Emperrada por investigação, governo vai iniciar obra de ponte em Guia Lopes

Reinaldo reclamou do impasse e demora para liberação de obra

Leonardo Rocha
Ponte desabou em Guia Lopes, em janeiro de 2016 (Foto: Divulgação)Ponte desabou em Guia Lopes, em janeiro de 2016 (Foto: Divulgação)

O governador Reinaldo Azambuja (PSDB) vai autorizar no próximo domingo (19), o início das obras na ponte de concreto sobre o Rio Santo Antônio, em Guia Lopes da Laguna, que gerou polêmica, após desabar em janeiro de 2016. O tucano reclamou hoje (17), da demora para liberação, em função da investigação da Polícia Federal.

Reinaldo ressaltou que o projeto da obra, ficou parado por oito meses, para investigação e perícia, a pedido do MPF (Ministério Público Federal) e TCU (Tribunal de Contas da União). A alternativa encontrada foi mudar o local e em outro traçado, erguer uma nova ponte. A licitação foi aberta em janeiro deste ano.

Depois desta fase, o governador vai autorizar o início da obra, que vai ter um custo de R$ 4.425.672,78, em solenidade no próximo domingo (19), a partir das 9h30, em frente a prefeitura de Guia Lopes da Laguna, cidade que fica a 227 km da Capital. Foi estabelecido o prazo de 180 dias, para que a ponte seja concluída.

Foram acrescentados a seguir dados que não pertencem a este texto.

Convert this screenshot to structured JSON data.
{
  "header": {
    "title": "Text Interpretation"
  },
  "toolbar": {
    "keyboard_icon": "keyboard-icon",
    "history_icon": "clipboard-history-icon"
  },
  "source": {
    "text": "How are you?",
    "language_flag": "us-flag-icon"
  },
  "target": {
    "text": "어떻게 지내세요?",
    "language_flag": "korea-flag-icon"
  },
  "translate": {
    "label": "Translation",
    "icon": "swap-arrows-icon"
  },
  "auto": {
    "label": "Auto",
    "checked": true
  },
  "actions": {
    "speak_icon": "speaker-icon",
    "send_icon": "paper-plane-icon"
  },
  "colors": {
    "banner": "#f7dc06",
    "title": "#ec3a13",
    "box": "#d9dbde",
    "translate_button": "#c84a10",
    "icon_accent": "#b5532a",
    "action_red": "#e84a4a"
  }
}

A queda da ponte em Guia Lopes gerou repercussão nacional, por ter sido filmada enquanto as colunas despencaram em efeito dominó, no dia 2 de janeiro de 2016. O novo projeto realizado pela Agesul (Agência Estadual de Gestão de Empreendimentos de Mato Grosso do Sul), foi uma forma de escapar do impasse jurídico, aberto para apurar as responsabilidades do dano.

Este desmoronamento prejudicou na época 166 famílias da região, que como alternativa passou a suar outros caminhos, como a ponte do Passo do Touro, de competência municipal. Entretanto esta também veio abaixo no período de chuvas, sendo o acesso então feito pela ponte do "Gringo", pelos moradores.

As principais reclamações dos prefeitos da cidades vizinhas eram sobre prejuízos com a colheita da soja, em função dos problemas de acesso. O governador voltou a dizer nesta sexta-feira (17), que desde quando a ponte caiu, sua equipe tem feito os esforços necessários para resolver o problema, mas encontrou um impasse jurídico pela frente.

Histórico - A ponte de concreto tinha 72 metros de comprimento e 5 metros de largura e foi inaugurada em abril de 2012. Foi construída com recursos federais, advindos do Ministério da Integração Nacional. Em janeiro de 2016, ela desabou após um deslizamento de terra, que fez a cabeceira da construção vir a abaixo, derrubando toda extensão em efeito dominó.

Em julho de 2011, a Agesul (Agência Estadual de Gestão de Empreendimentos) contratou a Wala Engenharia Ltda para execução da obra ao custo de R$ 1.252.913,52. A empresa teve o prazo de seis meses para entrega da ponte.

Este recurso fazia parte de um programa para reconstrução de 37 pontes em Mato Grosso do Sul, que tinham sido danificadas em função das chuvas fortes em 2011. As obras foram realizadas na gestão, do então governo, de André Puccinelli (PMDB).